Town Attorney Tom Hale said, no matter who was responsible for the original bare dirt, Thomas or FUD, it became Thomas’ responsibility to fix it when he bought the property.

Scott said all the site would have required to fix it was grass seed, straw and a silt fence, all of which were eventually installed since the violations began in February.

“I could have physically gone out there … and I could have solved it myself,” Scott said.

“I kind of agree with Mr. Thomas,” Alderman Bob Markli said, adding he had inspected the detention basin and could not see how sediment could escape it.

He and Tyner argued for several minutes about the differences between detention basins and sediment basins until Alderman John Williams stepped in.

“I’m not here to dispute whether you did harm,” Williams said to Thomas, again congratulating him for cleaning a detention basin.

But, “you have to [clean] in accord with environmental practices,” Williams said.
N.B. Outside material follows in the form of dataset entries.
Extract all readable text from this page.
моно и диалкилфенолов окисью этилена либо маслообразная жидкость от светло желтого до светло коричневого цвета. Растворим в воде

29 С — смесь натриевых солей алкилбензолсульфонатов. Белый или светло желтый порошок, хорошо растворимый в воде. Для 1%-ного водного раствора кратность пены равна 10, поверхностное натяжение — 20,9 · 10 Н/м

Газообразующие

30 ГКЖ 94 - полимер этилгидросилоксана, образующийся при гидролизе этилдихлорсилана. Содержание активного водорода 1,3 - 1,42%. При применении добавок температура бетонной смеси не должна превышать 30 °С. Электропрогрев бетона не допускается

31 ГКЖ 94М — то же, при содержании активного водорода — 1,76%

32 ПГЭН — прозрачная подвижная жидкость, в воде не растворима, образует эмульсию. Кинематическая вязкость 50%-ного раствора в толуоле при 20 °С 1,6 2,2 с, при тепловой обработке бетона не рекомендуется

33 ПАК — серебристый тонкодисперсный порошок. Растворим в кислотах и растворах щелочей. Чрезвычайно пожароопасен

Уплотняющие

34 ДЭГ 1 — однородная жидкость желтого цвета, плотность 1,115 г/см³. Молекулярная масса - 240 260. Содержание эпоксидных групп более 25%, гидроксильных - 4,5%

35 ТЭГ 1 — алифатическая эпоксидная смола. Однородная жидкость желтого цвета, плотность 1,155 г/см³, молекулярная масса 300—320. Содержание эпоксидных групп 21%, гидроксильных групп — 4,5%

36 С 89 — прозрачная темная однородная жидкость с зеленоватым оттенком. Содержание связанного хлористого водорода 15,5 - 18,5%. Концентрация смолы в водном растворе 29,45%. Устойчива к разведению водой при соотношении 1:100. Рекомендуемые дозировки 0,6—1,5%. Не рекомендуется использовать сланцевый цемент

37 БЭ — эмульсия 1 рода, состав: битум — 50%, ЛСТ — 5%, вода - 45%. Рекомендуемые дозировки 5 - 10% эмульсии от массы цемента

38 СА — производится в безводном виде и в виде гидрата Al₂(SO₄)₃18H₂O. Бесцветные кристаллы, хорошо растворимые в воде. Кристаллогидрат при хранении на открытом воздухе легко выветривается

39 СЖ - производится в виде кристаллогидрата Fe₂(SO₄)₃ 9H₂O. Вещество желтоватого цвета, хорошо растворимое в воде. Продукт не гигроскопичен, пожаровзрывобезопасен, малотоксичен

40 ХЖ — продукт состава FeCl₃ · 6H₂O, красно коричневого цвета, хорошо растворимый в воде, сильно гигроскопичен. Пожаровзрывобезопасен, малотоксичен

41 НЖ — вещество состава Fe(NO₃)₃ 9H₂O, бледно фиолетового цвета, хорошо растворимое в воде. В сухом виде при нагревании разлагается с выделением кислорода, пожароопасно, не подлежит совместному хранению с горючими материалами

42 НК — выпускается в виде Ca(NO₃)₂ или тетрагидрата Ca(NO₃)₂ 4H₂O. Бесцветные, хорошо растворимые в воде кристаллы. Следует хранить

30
“It occurs to me a reasonable person working in an environmentally sensitive area, when presented with a challenge whether their current work efforts are being done in compliance to stormwater ordinances … would stop and ask for advisement and coordination.

“It is indisputable you opted not to do that. … It is crystal clear you proceeded with work when you were asked to stop.

“Every developer and their mother knows when you do grading work, you have the capacity to do harm to ecosystems, water quality and all sorts of things,” he added.

“I disagree,” Thomas said. “You know, you weren’t there either.”

Williams moved to levy $950 in civil penalties against Thomas, which Alderman Jeff Elliott seconded. The Board passed the motion 4-1, with Markli voting against levying fines.

Smith said stormwater guidelines were not whimsical Farragut rules, but guidelines passed down from the EPA and from Tennessee Department of Environment and Conservation.

“And they want to make sure we actually use it … we have been assessing penalties wherever we have found violations to our stormwater ordinance,” Smith said, adding this case began with a “simple” $250 fine.

If the Town were found not to be enforcing TDEC guidelines, it would be levied heavy fines, Smith said.

Thomas told the Board the situation would have been resolved quicker if he had just paid the fines.

“Why didn’t you go ahead and pay it then?” Vice Mayor Dot LaMarche asked.

“It’s not a matter of the fine; it’s a matter of principle,” Thomas said.

Thomas told the Board he might pursue legal action.